Despite those issues, the club issued a statement Thursday that said its board met to review the 2005 season and unanimously supposed Shivers' year-end report and his recommendations for the 2006 campaign.
"Roy has shown us a plan," team chairman Graham Barker was quoted as saying on the Roughriders team website. "We are very pleased with what we have been presented and have every confidence that with the addition and deletion of certain aspects of the team make-up this off-season, that this organization as a whole will be better off and once again in contention for a championship."
Shivers has one more year remaining on his contract with the Roughriders.

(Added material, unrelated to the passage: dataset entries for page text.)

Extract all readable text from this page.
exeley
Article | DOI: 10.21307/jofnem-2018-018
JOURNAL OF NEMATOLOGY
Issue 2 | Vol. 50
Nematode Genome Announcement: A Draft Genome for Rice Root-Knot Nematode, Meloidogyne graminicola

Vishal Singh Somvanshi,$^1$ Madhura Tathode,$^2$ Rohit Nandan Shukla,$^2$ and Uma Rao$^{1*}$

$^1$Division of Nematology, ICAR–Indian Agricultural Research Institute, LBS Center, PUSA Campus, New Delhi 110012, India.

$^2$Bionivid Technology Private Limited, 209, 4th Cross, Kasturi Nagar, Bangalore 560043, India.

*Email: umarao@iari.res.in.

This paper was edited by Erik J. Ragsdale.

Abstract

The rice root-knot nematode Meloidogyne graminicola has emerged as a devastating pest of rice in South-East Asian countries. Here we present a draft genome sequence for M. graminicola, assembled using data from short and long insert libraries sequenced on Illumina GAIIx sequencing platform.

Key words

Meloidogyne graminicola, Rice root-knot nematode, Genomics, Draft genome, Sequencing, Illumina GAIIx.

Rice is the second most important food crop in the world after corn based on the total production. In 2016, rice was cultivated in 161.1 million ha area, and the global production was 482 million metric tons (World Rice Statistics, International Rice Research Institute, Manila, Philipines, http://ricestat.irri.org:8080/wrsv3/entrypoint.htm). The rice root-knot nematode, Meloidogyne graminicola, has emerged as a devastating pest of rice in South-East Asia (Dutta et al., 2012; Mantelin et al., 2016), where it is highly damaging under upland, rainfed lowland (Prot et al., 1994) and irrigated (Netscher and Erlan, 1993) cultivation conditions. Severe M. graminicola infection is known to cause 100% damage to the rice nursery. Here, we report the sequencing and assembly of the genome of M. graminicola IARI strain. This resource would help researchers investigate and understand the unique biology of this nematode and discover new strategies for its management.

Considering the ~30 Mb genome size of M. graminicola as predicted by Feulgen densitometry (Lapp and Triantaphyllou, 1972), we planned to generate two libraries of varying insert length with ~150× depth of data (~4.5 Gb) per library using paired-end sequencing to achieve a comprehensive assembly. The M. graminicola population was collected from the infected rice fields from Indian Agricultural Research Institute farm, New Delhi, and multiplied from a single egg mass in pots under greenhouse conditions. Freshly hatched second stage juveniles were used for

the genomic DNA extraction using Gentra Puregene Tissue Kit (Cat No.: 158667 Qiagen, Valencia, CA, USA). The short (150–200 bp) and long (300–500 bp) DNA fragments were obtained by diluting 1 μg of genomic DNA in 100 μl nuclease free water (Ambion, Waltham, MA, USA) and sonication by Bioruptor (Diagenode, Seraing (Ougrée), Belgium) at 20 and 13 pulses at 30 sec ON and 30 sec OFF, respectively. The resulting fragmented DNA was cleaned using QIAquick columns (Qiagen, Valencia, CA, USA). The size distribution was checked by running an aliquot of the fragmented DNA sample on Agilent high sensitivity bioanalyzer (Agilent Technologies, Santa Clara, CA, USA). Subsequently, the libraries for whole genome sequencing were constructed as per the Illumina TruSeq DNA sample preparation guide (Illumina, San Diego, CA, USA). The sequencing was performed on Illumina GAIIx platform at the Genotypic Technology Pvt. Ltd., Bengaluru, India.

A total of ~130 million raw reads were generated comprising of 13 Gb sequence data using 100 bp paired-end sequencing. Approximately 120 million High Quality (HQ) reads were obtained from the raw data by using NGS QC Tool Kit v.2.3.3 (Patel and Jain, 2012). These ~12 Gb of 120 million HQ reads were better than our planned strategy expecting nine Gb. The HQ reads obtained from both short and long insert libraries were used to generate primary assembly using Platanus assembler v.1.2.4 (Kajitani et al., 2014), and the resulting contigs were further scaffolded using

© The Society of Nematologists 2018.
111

Under Shivers' leadership, the Roughriders have compiled a 48-59-1 overall record. Saskatchewan has made the playoffs the past four years and twice reached the West Division final, but it has never finished higher than third in the West Division and hasn't hosted a playoff game since 1988.
Shivers' road to his football post is one of breaking down barriers. When he was hired by the team in 1999, he vowed to bring equality to the game he loves.
He sent a clear message to the league by bringing in former CFL quarterback Danny Barrett to lead the team on the field. Barrett had been an assistant coach with the Calgary Stampeders.
"I hired a qualified coach and he happened to be black, and I wanted him to be black. We never get these chances. I'm in a position where I can finally do it," said Shivers.
"If I don't do it, who's gonna do it?"
Shivers was born in 1941 in the segregated world of Hally, Arkansas and was one of eight children.
"My father taught me that, 'Hey, never forget where you came from. If you get your foot in the door, you help somebody,' he said."